Since 2002, all third grade (Year 4) pupils in Florida are required to obtain specific state-wide reading test scores in order to progress to the fourth grade (Year 5). A new NBER working paper considers whether this third grade retention policy, which includes additional teaching and support in reading, might be particularly beneficial for pupils with English as an additional language (EAL).
David N Figlio and Umut Özek used longitudinal data for all pupils between grades three and ten (Years 4 to 11) from 12 US school districts in Florida in order to examine the short-, medium- and long-term effects of repeating the third grade on EAL pupils’ English skills, as measured by their reading test scores, the length of time needed for them to reach required levels of English proficiency, and their course choice in middle and high school.
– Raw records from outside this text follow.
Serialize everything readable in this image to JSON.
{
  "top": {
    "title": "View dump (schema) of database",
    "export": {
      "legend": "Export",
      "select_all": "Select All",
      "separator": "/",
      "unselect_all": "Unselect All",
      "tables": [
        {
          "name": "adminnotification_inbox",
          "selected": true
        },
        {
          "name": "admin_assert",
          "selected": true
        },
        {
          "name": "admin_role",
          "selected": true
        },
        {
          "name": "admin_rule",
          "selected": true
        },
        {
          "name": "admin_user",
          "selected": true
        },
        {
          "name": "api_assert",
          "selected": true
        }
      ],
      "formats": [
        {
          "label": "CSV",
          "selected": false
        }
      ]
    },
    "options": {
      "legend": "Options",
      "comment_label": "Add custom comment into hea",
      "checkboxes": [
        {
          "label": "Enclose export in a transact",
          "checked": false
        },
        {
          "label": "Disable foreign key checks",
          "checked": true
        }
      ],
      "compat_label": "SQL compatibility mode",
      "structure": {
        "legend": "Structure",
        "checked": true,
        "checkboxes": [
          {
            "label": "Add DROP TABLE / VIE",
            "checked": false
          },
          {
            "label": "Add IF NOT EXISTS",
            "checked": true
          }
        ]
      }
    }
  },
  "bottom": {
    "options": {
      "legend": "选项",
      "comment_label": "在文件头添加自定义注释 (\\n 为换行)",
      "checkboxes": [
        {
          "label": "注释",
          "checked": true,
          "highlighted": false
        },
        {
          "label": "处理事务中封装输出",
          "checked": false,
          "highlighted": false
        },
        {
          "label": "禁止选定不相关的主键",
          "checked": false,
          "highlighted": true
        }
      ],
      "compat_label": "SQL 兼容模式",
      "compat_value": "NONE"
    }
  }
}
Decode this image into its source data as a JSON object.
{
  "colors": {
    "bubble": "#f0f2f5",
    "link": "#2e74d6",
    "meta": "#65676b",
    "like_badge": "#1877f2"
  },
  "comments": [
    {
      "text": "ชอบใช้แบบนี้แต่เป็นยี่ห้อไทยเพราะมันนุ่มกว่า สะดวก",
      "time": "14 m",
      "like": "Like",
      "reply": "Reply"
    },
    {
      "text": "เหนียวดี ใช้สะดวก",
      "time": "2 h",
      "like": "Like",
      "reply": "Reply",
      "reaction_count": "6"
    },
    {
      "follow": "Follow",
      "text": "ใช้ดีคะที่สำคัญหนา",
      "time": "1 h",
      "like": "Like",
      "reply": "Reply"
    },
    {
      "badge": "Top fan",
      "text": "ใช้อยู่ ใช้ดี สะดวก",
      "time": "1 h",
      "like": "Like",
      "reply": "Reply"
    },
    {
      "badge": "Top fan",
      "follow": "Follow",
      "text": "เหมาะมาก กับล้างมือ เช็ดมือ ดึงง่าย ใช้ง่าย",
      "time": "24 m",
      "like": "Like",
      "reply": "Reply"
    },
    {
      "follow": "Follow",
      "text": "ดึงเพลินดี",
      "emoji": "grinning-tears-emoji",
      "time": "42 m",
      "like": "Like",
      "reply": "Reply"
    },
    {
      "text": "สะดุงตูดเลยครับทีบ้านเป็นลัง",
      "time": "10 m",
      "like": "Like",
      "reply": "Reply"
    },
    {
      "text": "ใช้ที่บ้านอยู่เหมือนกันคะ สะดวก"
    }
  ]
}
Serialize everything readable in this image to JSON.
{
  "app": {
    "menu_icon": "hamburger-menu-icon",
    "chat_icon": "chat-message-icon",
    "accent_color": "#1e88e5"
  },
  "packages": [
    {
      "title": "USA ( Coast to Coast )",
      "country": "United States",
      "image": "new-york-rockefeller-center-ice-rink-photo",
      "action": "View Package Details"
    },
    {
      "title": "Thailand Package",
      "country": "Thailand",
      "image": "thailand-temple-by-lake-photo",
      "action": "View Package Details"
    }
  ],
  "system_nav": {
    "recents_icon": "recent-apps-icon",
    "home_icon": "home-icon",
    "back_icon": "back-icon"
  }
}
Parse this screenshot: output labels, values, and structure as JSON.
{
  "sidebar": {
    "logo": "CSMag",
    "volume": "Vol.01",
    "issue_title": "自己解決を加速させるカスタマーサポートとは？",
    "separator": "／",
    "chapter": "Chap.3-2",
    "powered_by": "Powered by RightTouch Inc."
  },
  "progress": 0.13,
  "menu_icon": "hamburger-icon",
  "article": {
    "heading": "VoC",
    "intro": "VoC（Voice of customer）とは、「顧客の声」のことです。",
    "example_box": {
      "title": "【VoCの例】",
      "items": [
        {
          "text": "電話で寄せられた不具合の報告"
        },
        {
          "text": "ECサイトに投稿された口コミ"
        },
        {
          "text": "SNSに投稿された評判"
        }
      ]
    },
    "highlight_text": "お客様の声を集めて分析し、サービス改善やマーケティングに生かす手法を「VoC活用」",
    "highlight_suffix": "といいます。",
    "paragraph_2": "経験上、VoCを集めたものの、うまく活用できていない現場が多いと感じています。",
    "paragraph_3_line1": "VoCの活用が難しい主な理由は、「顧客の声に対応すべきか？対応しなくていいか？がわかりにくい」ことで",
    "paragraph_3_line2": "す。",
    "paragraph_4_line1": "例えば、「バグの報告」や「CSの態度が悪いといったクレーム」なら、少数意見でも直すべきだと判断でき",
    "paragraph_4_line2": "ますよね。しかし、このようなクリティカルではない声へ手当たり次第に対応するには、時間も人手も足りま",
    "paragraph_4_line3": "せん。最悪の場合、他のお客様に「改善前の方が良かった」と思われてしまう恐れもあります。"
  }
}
The results find that repeating the third grade (Year 4) can help to improve the English skills of EAL pupils, and that the benefits are even greater for EAL pupils born outside of the US, pupils whose first language is Spanish, and pupils in lower-poverty elementary schools.
Specifically, they suggest that EAL pupils who repeat the third grade:
- do better on reading test scores in elementary and middle school
- reach the required levels of English proficiency in half the time
- are less likely to take a remedial English course in middle school
- are more likely to take an advanced course in maths and science in middle school
- are more likely to take college credit-bearing courses in high school.